The new Animal Health Center “allows us to keep our accreditation with the Association of Zoos and Aquariums,” Onondaga County Executive Ryan McMahon said in his remarks at the event. “When we are accredited, what it allows us to do for the kids … it allows us the responsibility to host some of the coolest animals in the country.”
The Animal Health Center will enable the Rosamond Gifford Zoo to treat larger animals and to keep its partnership with Cornell University to conduct research and development and to train “the workforce of tomorrow” in this space, the county executive noted.
The Friends of the Rosamond Gifford Zoo contributed more than $1 million in equipment for the facility.

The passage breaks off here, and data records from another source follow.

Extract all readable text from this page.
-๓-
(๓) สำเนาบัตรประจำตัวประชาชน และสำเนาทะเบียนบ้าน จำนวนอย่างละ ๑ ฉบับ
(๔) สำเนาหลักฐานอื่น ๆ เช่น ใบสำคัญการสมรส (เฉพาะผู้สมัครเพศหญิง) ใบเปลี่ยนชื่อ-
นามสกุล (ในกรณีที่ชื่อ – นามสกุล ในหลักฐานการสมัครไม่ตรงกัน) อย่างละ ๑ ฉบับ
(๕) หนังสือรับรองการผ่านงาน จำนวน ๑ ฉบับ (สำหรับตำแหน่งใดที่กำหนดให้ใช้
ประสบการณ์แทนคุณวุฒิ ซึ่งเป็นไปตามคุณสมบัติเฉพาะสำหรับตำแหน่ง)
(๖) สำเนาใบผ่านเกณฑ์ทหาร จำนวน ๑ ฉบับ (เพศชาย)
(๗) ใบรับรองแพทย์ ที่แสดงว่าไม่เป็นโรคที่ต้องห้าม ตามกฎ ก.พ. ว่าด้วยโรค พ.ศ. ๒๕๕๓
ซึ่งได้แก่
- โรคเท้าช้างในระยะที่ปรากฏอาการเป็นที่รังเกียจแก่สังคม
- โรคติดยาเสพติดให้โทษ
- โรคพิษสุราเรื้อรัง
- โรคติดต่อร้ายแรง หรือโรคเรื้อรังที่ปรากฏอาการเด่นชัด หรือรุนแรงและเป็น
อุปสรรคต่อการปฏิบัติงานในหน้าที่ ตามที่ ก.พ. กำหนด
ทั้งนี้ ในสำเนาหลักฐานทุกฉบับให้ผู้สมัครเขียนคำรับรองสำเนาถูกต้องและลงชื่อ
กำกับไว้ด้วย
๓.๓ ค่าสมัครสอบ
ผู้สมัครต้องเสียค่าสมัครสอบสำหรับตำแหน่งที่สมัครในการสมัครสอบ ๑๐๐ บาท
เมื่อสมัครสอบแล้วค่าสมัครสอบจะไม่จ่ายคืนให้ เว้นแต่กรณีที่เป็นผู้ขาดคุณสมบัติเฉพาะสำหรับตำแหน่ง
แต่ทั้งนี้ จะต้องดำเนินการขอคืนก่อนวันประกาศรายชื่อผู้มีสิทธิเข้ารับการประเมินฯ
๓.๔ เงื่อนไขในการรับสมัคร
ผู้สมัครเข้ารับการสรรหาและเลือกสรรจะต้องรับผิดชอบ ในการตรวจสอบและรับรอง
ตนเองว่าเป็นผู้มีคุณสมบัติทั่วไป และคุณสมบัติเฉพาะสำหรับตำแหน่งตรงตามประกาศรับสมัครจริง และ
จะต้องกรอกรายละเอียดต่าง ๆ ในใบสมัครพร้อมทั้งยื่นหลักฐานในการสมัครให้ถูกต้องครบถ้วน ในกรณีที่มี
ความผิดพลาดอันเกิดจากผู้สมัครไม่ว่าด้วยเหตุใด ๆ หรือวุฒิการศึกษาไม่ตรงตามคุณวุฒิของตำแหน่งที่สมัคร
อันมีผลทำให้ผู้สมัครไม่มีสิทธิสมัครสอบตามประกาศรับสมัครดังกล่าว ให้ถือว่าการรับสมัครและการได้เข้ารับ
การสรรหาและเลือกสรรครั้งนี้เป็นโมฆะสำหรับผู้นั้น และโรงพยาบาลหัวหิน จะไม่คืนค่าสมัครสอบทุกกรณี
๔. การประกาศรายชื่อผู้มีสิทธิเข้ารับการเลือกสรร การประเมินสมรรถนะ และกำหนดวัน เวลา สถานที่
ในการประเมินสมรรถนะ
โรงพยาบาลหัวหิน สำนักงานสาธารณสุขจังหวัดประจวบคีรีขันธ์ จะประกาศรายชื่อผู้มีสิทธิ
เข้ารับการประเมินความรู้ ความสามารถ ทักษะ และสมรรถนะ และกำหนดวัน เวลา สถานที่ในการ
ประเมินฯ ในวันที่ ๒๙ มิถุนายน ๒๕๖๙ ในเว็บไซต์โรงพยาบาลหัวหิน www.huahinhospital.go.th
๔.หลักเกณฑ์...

“With community members, organizations, and foundations, we’re able to raise over $1.1 million to make sure our veterinarians have the tools that they need to take care of the animals here at the zoo and also in the wild,” Carrie Large, executive director of the Friends of the Rosamond Gifford Zoo, said at the April 12 ceremony.
Besides the opening of the Animal Health Center, Large noted that the event also represented the opening of the zoo’s junior veterinary clinic inside the health center.
Donors to the new 21,000-square-foot Animal Health Center got a sneak peek inside the facility at a special recognition event on Sept. 17 of last year, per the zoo’s website.